Dr. Daniel De Carvalho

De Carvalho, who is also a Canada Research Chair in Cancer Epigenetics and Associate Professor at University of Toronto, adds that the field of identifying tumour-specific alterations in ctDNA with new, more sensitive tests in various body fluids – such as blood and urine – is now at a turning point because advanced technologies can detect and analyze even the smallest traces of cancer-specific molecular signatures from the vast quantities of circulating non-tumour DNA fragments.

“The possibility to map epigenetic modifications genome-wide, combined with powerful computational approaches, has brought us to this tipping point,” says De Carvalho. “Molecular characterization of tumours by profiling epigenetic alterations in addition to genetic mutations gives us a more comprehensive understanding of the altered features of a tumour, and opens the possibilities for more specific, sensitive, and tumour agnostic tests.”

In an accompanying paper, also recently published in Nature Medicine, De Carvalho and his collaborators from the Dana-Farber Cancer Institute at Harvard University show their approach can accurately identify kidney cancer from circulating cell-free DNA obtained either from blood plasma or from urine.

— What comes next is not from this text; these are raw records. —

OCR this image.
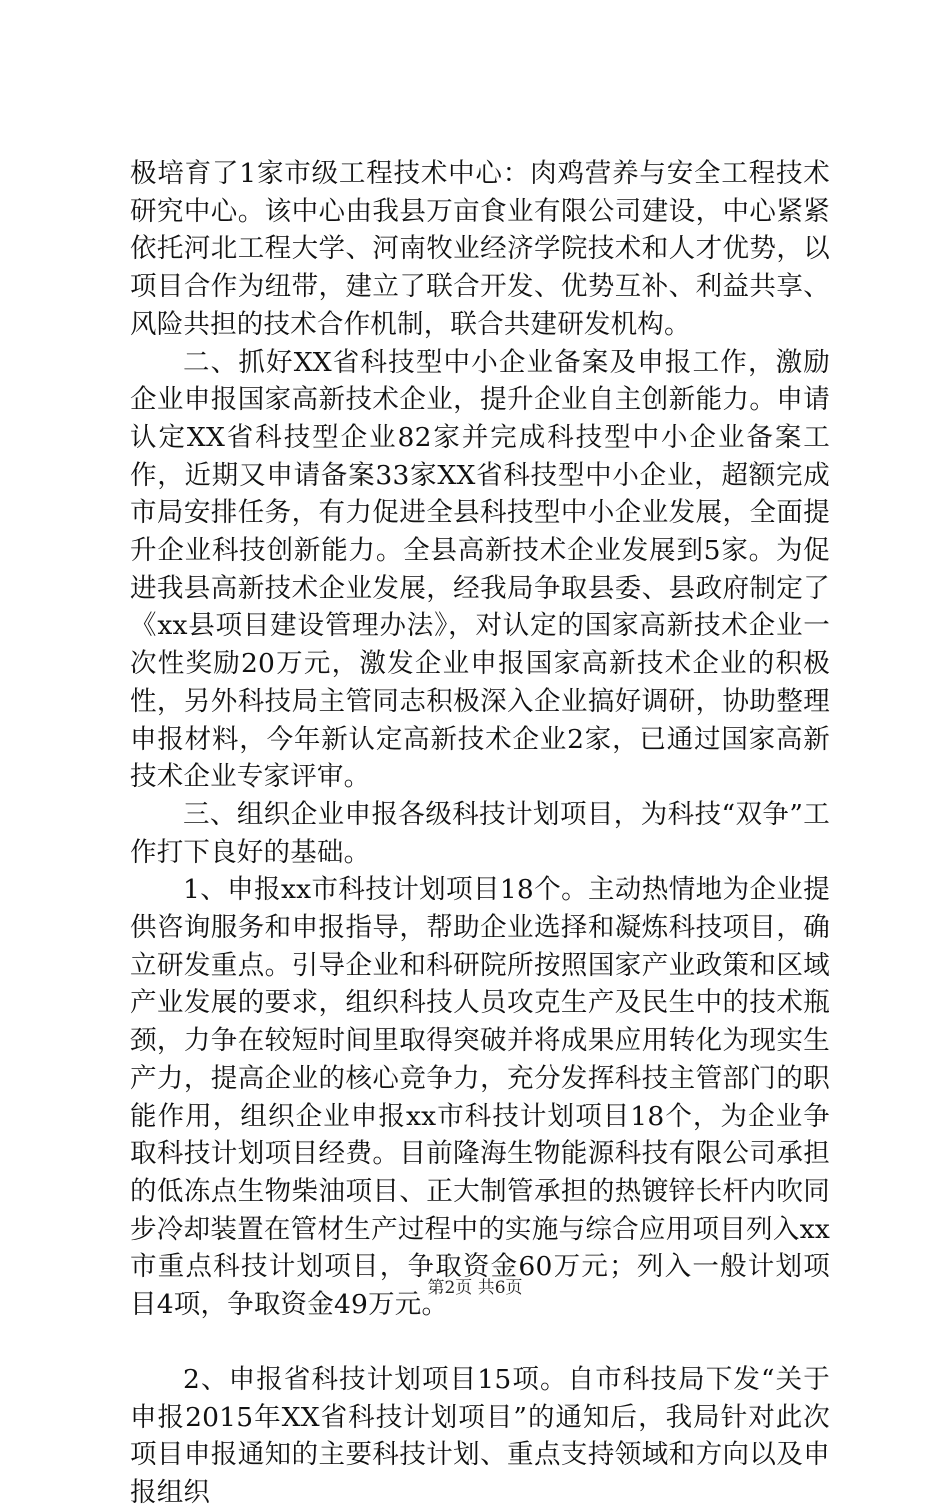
极培育了1家市级工程技术中心：肉鸡营养与安全工程技术研究中心。该中心由我县万亩食业有限公司建设，中心紧紧依托河北工程大学、河南牧业经济学院技术和人才优势，以项目合作为纽带，建立了联合开发、优势互补、利益共享、风险共担的技术合作机制，联合共建研发机构。

二、抓好XX省科技型中小企业备案及申报工作，激励企业申报国家高新技术企业，提升企业自主创新能力。申请认定XX省科技型企业82家并完成科技型中小企业备案工作，近期又申请备案33家XX省科技型中小企业，超额完成市局安排任务，有力促进全县科技型中小企业发展，全面提升企业科技创新能力。全县高新技术企业发展到5家。为促进我县高新技术企业发展，经我局争取县委、县政府制定了《xx县项目建设管理办法》，对认定的国家高新技术企业一次性奖励20万元，激发企业申报国家高新技术企业的积极性，另外科技局主管同志积极深入企业搞好调研，协助整理申报材料，今年新认定高新技术企业2家，已通过国家高新技术企业专家评审。

三、组织企业申报各级科技计划项目，为科技“双争”工作打下良好的基础。

1、申报xx市科技计划项目18个。主动热情地为企业提供咨询服务和申报指导，帮助企业选择和凝炼科技项目，确立研发重点。引导企业和科研院所按照国家产业政策和区域产业发展的要求，组织科技人员攻克生产及民生中的技术瓶颈，力争在较短时间里取得突破并将成果应用转化为现实生产力，提高企业的核心竞争力，充分发挥科技主管部门的职能作用，组织企业申报xx市科技计划项目18个，为企业争取科技计划项目经费。目前隆海生物能源科技有限公司承担的低冻点生物柴油项目、正大制管承担的热镀锌长杆内吹同步冷却装置在管材生产过程中的实施与综合应用项目列入xx市重点科技计划项目，争取资金60万元；列入一般计划项目4项，争取资金49万元。

2、申报省科技计划项目15项。自市科技局下发“关于申报2015年XX省科技计划项目”的通知后，我局针对此次项目申报通知的主要科技计划、重点支持领域和方向以及申报组织

第2页 共6页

De Carvalho is currently working with Dr. Philip Awadalla, OICR Senior Investigator, to apply his cfMeDIP-seq approach to samples from the Canadian Partnership for Tomorrow’s Health (CanPath).

“With OICR’s support, we’ve been able to apply cfMeDIP to new cancer types and to blood samples from individuals who haven’t yet developed the disease,” says De Carvalho. “This means we could ultimately use these methods to detect cancers much earlier, while bring less invasive testing and diagnostic methods to more patients with the disease.”

This post has been adapted from a UHN news release.